Para o economista, um erro de partida do novo governo foi dar demasiada ênfase às Leliqs (Letras de Liquidez do Banco Central), apresentando-a como uma grande ameaça inflacionária. “Mal comparando, é como se falássemos que o grande problema brasileiro são as operações compromissadas. A defesa de Caputo é de alongar títulos de curto prazo, que se viram dinheiro, alega, pode gerar hiperinflação. O dever do governo, entretanto, é acalmar a população, mas o presidente fala o tempo todo em hiperinflação. Gera uma psicose que vai fazer mal, provocando remarcação de preços. Afinal, se a expectativa é de hiperinflação seguida de congelamento, a tendência é de aumento preventivo de preços”, disse.

Em relação à questão fiscal, Giambiagi afirmou tem uma percepção menos dramática. “O déficit argentino está estimado em 3% do PIB. O drama é que o país não tem crédito nenhum, o que dificulta sua negociação”, disse apontando de que a tendência é de que o FMI negocie uma meta para o país semelhante à atual brasileira, de zerar o resultado primário em 2024 visando resultados positivos de 2025 em diante.

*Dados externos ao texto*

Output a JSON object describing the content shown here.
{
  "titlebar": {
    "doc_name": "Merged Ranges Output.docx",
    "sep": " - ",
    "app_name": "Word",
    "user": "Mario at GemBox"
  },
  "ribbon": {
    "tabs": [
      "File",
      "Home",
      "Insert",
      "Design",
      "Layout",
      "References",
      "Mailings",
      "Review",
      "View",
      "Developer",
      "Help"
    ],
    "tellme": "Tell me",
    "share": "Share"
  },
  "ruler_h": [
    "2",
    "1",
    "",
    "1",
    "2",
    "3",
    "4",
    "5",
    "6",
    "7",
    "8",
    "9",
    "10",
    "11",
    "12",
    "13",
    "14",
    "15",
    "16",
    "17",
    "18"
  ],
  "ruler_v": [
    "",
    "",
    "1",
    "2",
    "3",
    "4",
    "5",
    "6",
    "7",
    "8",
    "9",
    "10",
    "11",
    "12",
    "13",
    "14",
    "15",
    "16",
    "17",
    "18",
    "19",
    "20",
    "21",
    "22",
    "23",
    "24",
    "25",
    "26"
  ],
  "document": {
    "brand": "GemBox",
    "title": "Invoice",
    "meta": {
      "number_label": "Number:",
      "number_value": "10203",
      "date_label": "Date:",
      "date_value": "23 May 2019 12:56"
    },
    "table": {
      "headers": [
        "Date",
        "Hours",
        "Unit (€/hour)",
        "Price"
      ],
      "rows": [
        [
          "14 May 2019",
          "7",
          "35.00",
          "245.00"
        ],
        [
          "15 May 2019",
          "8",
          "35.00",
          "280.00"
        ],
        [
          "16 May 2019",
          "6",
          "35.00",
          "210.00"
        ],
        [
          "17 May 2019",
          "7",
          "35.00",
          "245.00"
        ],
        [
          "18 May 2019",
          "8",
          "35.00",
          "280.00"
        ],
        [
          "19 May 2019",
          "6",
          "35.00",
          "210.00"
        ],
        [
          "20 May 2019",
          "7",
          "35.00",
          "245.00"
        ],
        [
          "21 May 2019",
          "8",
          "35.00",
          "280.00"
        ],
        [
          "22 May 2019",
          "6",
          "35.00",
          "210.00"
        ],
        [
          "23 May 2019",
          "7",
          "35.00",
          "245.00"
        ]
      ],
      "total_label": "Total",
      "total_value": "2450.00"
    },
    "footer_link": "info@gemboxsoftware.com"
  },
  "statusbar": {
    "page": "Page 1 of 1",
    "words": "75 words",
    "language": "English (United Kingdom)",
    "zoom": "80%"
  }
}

Para esse ajuste, Giambiagi admite que será preciso mexes em altos subsídios hoje dados a serviços básicos como na conta de energia elétrica. “Mas há formas de fazê-lo, buscando os dez subsídios principais, por exemplo, e cortando um pouco de cada. Subsídios como o da energia hoje beneficia todos, ricos e pobres, e a impressão que tenho é que a sociedade em geral está ciente de que o atual esquema é insustentável”, afirmou. E indicou que o ajustes da Argentina pode deixar um recado para o Brasil. “Se eles tiverem sucesso, podem chegar a 2024 com resultado primário melhor do que o Brasil, suscitando olhares atravessados dos investidores para nós, que deveríamos ter tido desempenho melhor.”

Sobre o futuro do Mercosul diante do novo governo argentino, Giambiagi pontuou: “Se fosse o Itamaraty, ficaria de olho no fato de que Paraguai e Uruguai tradicionalmente aceitaram tarifas de importação mais altas – e desvantajosas para eles – em troca do mercado das duas maiores economias do bloco, Brasil e Argentina. Com a Argentina agora tendo uma matriz ideológica mais liberal, Brasil ficará em minoria, e não será fácil sustentar uma política protecionista para cima dos vizinhos.”